The pressure dependence of the shear and elongational properties of polymer melts

Abstract

A capillary rheometer has been modified, by the addition of a second chamber and valve arrangement below the main die, in order to measure the pressure drops associated with the capillary and entry flows of a number of polymer melts as a function of pressure. The five polymer melts investigated are high- and low-density polyethylene, polypropylene, polymethyl-methacrylate and polystyrene, each of which is tested at three temperatures within the normal processing range, at apparent shear rates between 50 and 2500 s −1 and at mean pressures ranging from atmospheric up to 70 MPa. The capillary pressure drop data are used to obtain shear viscosity functions using conventional capillary rheometry expressions, whilst extensional viscosities are estimated from orifice pressure drop data via the Cogswell–Binding analysis.
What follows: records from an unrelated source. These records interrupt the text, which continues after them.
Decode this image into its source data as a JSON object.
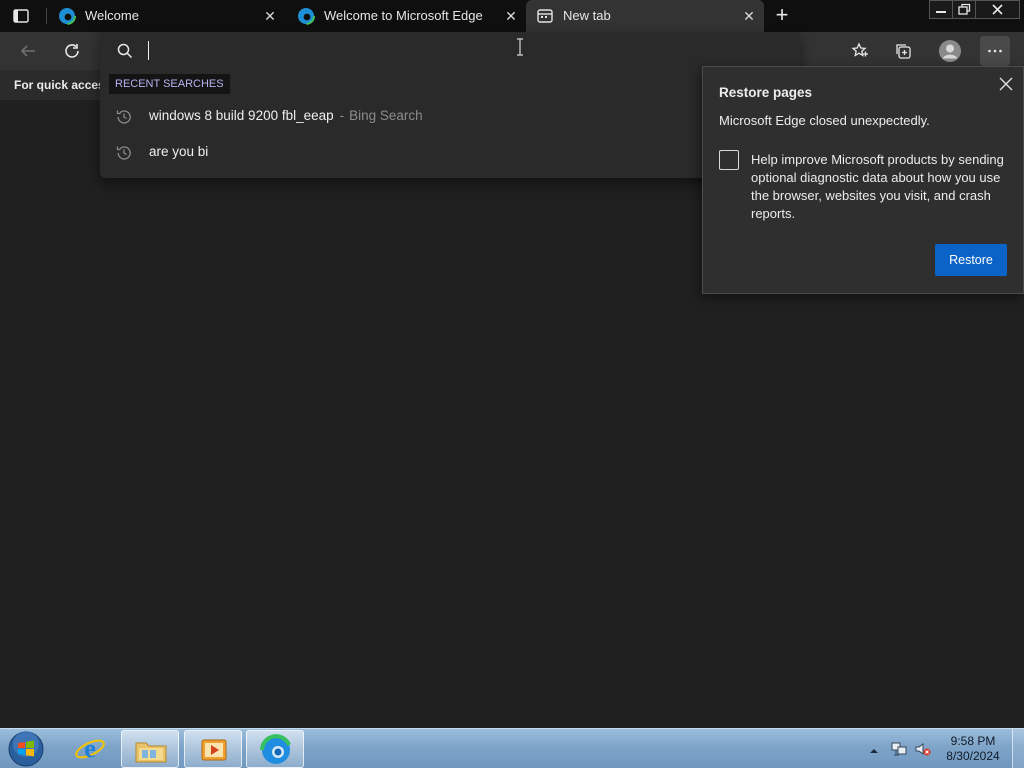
{
  "tabs": [
    {
      "title": "Welcome",
      "favicon": "edge-icon",
      "active": false
    },
    {
      "title": "Welcome to Microsoft Edge",
      "favicon": "edge-icon",
      "active": false
    },
    {
      "title": "New tab",
      "favicon": "newtab-page-icon",
      "active": true
    }
  ],
  "window_controls": {
    "minimize": "minimize-icon",
    "restore": "restore-icon",
    "close": "close-icon"
  },
  "address_bar": {
    "value": "",
    "placeholder": ""
  },
  "favorites_bar": {
    "text": "For quick access"
  },
  "omnibox": {
    "section_label": "RECENT SEARCHES",
    "suggestions": [
      {
        "text": "windows 8 build 9200 fbl_eeap",
        "separator": "-",
        "source": "Bing Search"
      },
      {
        "text": "are you bi",
        "separator": "",
        "source": ""
      }
    ]
  },
  "restore_popup": {
    "title": "Restore pages",
    "message": "Microsoft Edge closed unexpectedly.",
    "checkbox_checked": false,
    "checkbox_label": "Help improve Microsoft products by sending optional diagnostic data about how you use the browser, websites you visit, and crash reports.",
    "button_label": "Restore"
  },
  "taskbar": {
    "apps": [
      "internet-explorer-icon",
      "file-explorer-icon",
      "media-player-icon",
      "edge-icon"
    ],
    "clock_time": "9:58 PM",
    "clock_date": "8/30/2024"
  },
  "colors": {
    "accent": "#0b63c7",
    "page_background": "#202020",
    "tabstrip": "#0f0f0f",
    "toolbar": "#333333",
    "recent_label": "#b7b3f2"
  }
}
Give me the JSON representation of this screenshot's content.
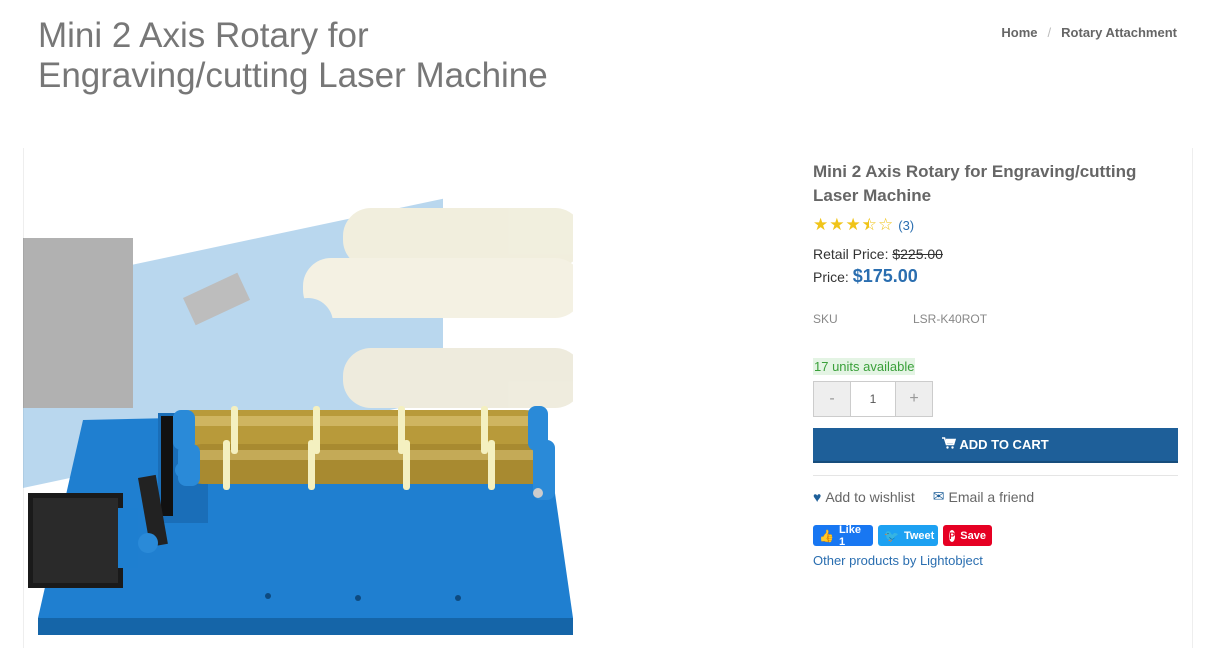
{
  "page": {
    "title": "Mini 2 Axis Rotary for Engraving/cutting Laser Machine"
  },
  "breadcrumb": {
    "items": [
      "Home",
      "Rotary Attachment"
    ],
    "separator": "/"
  },
  "product": {
    "name": "Mini 2 Axis Rotary for Engraving/cutting Laser Machine",
    "rating": 3.5,
    "rating_max": 5,
    "review_count": "(3)",
    "retail_label": "Retail Price:",
    "retail_value": "$225.00",
    "price_label": "Price:",
    "price_value": "$175.00",
    "sku_label": "SKU",
    "sku_value": "LSR-K40ROT",
    "stock": "17 units available",
    "qty_minus": "-",
    "qty_value": "1",
    "qty_plus": "+",
    "add_to_cart": "ADD TO CART",
    "wishlist": "Add to wishlist",
    "email_friend": "Email a friend",
    "other_products": "Other products by Lightobject"
  },
  "social": {
    "like": "Like 1",
    "tweet": "Tweet",
    "save": "Save"
  },
  "icons": {
    "cart": "shopping-cart-icon",
    "heart": "heart-icon",
    "envelope": "envelope-icon",
    "star_full": "star-full-icon",
    "star_half": "star-half-icon",
    "star_empty": "star-empty-icon"
  },
  "colors": {
    "accent": "#1e5f99",
    "link": "#2a6eb0",
    "star": "#f0c419",
    "stock_bg": "#e4f4e4",
    "stock_text": "#3aa03a",
    "facebook": "#1877f2",
    "twitter": "#1da1f2",
    "pinterest": "#e60023"
  }
}
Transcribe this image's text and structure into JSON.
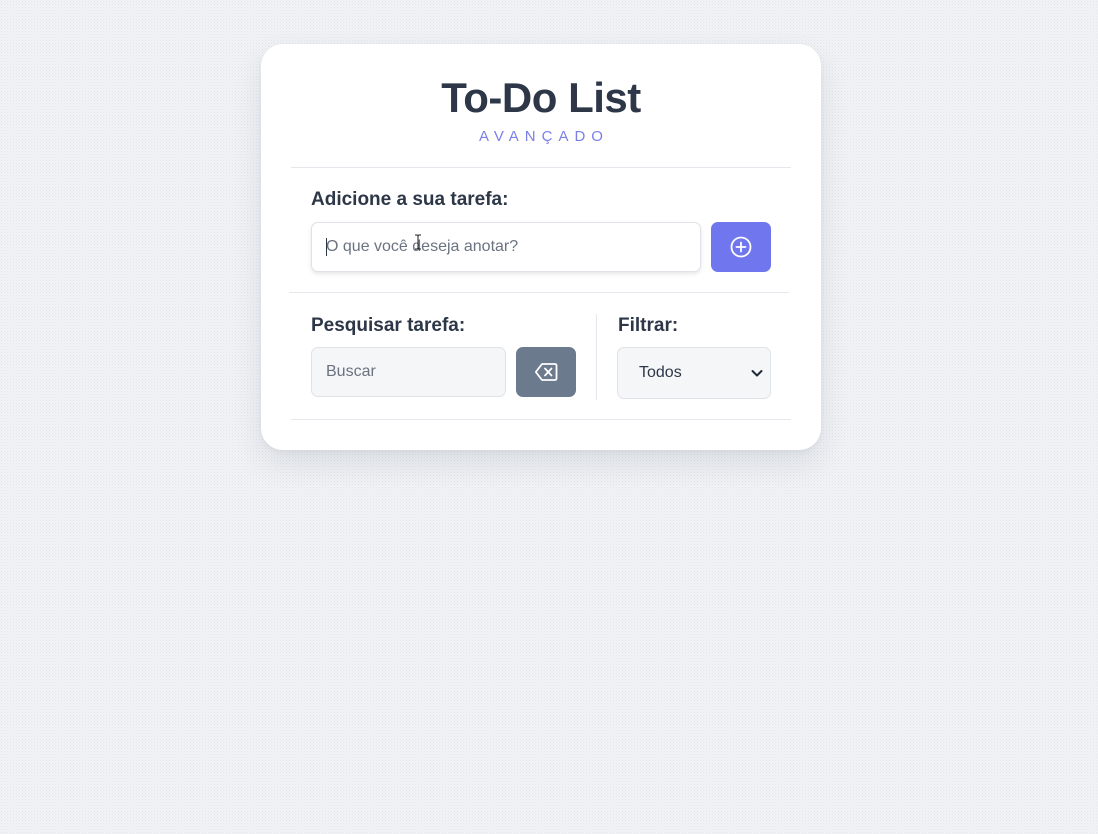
{
  "app": {
    "title": "To-Do List",
    "subtitle": "AVANÇADO"
  },
  "add_task": {
    "label": "Adicione a sua tarefa:",
    "placeholder": "O que você deseja anotar?",
    "value": "",
    "button_icon": "plus-circle-icon"
  },
  "search": {
    "label": "Pesquisar tarefa:",
    "placeholder": "Buscar",
    "value": "",
    "clear_button_icon": "backspace-icon"
  },
  "filter": {
    "label": "Filtrar:",
    "selected": "Todos",
    "icon": "chevron-down-icon"
  },
  "colors": {
    "accent": "#7077ee",
    "subtitle": "#7b7fe8",
    "clear_button": "#6b7a8c",
    "text": "#2d3748"
  }
}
Both the shear and extensional viscosity curves for all of the polymers are seen to exhibit an exponential pressure dependence that can be characterised by pressure coefficients that are found to be independent of temperature. Trouton ratios for the polymers can be specified by an expression with separable strain rate and pressure dependence terms, the latter of which is again exponential. The pressure coefficients of the Trouton ratio terms then orders the pressure dependence: PS>PMMA>PP>HDPE>LDPE. Our major conclusion is that the Trouton ratio for some of the polymer melts can be a strong function of the pressure, indicating that the variation of extensional properties with pressure can be greater than that of the shear properties.